Indeed they had, I found out the day after from a radio report. The NYPD estimated the group as being about 4,000. They had been on their way to Gracie Mansion, the New York City mayor’s residence, some two miles north of me.
In retrospect, and even when I was watching them, I think it was not only the group’s mission but also their demeanor that I found so moving. Though determined— even passionate— about what they were doing, they seemed to be nearly as determined to be respectful of their fellow citizens on the sidewalks, many of whom cheered them as they passed by and even joined in the chanting. If pedestrians wanted to cross the avenue, the group let them walk right through their ranks. Onlookers who ran into the marchers’ midst to take cell-phone videos were skirted, courteously, perhaps actually welcomed as providing proof of the group’s peacefulness.

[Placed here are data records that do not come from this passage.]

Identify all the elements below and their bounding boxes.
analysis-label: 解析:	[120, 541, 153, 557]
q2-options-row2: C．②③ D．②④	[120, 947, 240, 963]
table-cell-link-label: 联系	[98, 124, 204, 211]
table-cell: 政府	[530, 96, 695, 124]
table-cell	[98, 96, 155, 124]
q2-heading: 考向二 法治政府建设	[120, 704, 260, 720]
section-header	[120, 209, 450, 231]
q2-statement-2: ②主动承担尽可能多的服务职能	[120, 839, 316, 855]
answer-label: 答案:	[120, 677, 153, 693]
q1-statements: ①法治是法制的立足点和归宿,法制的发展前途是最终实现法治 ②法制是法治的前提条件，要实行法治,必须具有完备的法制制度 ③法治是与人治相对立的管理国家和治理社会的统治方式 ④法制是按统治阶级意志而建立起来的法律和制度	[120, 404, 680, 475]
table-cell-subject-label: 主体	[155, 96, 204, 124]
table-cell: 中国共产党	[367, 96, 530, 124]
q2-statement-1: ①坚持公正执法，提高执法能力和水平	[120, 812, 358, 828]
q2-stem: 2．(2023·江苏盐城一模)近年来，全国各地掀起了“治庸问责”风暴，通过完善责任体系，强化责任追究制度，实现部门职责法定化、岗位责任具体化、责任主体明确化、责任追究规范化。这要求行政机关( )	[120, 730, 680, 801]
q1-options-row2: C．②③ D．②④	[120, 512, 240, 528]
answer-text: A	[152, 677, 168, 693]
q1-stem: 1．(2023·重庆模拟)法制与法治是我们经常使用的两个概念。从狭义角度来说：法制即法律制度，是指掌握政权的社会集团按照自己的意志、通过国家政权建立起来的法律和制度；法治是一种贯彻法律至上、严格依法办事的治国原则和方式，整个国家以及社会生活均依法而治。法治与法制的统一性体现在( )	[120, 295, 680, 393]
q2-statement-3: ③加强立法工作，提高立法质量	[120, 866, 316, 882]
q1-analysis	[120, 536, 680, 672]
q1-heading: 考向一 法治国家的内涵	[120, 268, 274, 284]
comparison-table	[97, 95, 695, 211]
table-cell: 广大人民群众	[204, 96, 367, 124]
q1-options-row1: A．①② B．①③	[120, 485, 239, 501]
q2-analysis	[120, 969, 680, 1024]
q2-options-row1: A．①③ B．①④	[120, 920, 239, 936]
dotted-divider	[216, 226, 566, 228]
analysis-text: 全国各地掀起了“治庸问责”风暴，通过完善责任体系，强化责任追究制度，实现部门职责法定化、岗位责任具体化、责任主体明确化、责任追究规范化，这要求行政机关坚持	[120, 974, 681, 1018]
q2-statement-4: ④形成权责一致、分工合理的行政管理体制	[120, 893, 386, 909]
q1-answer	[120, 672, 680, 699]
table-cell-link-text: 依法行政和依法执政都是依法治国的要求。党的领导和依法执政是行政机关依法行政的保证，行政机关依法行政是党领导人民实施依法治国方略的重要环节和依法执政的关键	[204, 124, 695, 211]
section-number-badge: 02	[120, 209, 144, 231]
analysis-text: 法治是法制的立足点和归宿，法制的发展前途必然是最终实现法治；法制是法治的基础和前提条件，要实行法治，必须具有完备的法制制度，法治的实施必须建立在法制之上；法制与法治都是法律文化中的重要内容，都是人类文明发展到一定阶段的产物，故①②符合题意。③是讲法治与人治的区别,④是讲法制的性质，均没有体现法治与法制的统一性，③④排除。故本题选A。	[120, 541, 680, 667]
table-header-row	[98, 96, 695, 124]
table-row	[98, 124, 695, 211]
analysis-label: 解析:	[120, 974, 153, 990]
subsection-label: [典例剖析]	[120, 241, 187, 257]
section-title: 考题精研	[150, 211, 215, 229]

I also found out today that the group had been marching to Gracie Mansion because they’d been told that the mayor was at home. By the time they got there, though, he had left. Too bad. I wish he’d been there to witness them marching and behaving in what I’d like to think of as the best of the American way. In response to the worst of the American way.
From Ruth Balin/Manhattan (Midtown)
I walked from 51st and Fifth to 60th and Madison. The warm weather and quiet were pleasant. And Central Park, all green, in the distance was beautiful. But the boarded windows along the way were shocking.